Scherer v. Hyland

75 N.J. 127, 380 A.2d 698 (1977)



While it is true that a gift causa mortis is made by the donor with a view to impending death, death is no less impending because of a resolve to commit suicide. Nor does that fixed purpose constitute any lesser or less imminent peril than does a ravaging disease. Indeed, given the despair sufficient to end it all, the peril attendant upon contemplated suicide may reasonably be viewed as even more imminent than that accompanying many illnesses which prove ultimately to be fatal.


Decedent was injured in an accident, and had received a settlement check. Prior to committing suicide, decedent endorsed the check and left it and a note giving all her property including the check to plaintiff on the kitchen table in the apartment she shared with plaintiff. Trial court granted plaintiff summary judgment holding that decedent had made a valid gift causa mortis to plaintiff. The administrator ad litem of the decedent's estate appealed the decision. 

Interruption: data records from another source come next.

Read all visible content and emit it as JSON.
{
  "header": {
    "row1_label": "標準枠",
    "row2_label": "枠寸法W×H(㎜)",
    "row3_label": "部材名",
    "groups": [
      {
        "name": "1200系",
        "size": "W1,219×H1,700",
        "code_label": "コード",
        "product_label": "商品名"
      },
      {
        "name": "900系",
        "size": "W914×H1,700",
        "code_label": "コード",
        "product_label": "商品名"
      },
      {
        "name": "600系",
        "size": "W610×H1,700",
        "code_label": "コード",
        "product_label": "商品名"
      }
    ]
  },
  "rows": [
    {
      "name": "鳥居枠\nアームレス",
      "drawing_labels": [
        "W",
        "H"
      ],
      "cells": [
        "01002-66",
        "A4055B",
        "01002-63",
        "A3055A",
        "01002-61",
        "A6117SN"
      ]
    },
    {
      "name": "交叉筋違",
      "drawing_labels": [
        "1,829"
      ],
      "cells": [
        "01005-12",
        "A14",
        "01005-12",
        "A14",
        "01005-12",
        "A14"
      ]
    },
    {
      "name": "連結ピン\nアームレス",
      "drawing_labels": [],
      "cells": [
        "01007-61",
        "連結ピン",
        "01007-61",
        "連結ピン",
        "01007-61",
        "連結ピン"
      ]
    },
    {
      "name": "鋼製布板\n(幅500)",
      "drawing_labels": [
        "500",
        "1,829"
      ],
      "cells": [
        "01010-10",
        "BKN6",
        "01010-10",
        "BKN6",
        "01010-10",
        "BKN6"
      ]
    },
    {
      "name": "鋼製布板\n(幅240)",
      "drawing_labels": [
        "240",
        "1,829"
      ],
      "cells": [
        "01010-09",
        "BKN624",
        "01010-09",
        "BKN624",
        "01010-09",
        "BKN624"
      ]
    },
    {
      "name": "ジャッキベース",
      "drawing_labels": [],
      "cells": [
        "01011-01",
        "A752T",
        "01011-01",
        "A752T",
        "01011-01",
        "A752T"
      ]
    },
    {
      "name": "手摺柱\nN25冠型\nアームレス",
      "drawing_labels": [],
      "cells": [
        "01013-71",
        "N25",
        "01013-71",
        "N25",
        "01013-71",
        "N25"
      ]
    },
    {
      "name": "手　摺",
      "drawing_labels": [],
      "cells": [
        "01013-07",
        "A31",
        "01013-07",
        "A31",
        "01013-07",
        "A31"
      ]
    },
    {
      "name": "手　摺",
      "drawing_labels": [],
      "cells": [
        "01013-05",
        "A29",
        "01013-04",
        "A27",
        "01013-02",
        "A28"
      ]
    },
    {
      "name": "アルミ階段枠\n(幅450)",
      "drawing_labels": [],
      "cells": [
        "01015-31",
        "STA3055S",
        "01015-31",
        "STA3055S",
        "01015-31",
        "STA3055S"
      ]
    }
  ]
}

Was there a valid gift causa mortis?




The court held that even if the note was not testamentary, it was a gift causa mortis because the evidence of donative intent was concrete and undisputed, there was every indication the decedent intended to make a present transfer of the check and she deemed her actions to effect such a transfer. Given a valid constructive delivery, the court held acceptance was implied because the gift was unconditional and beneficial to plaintiff and he did not reject the gift once he learned of it.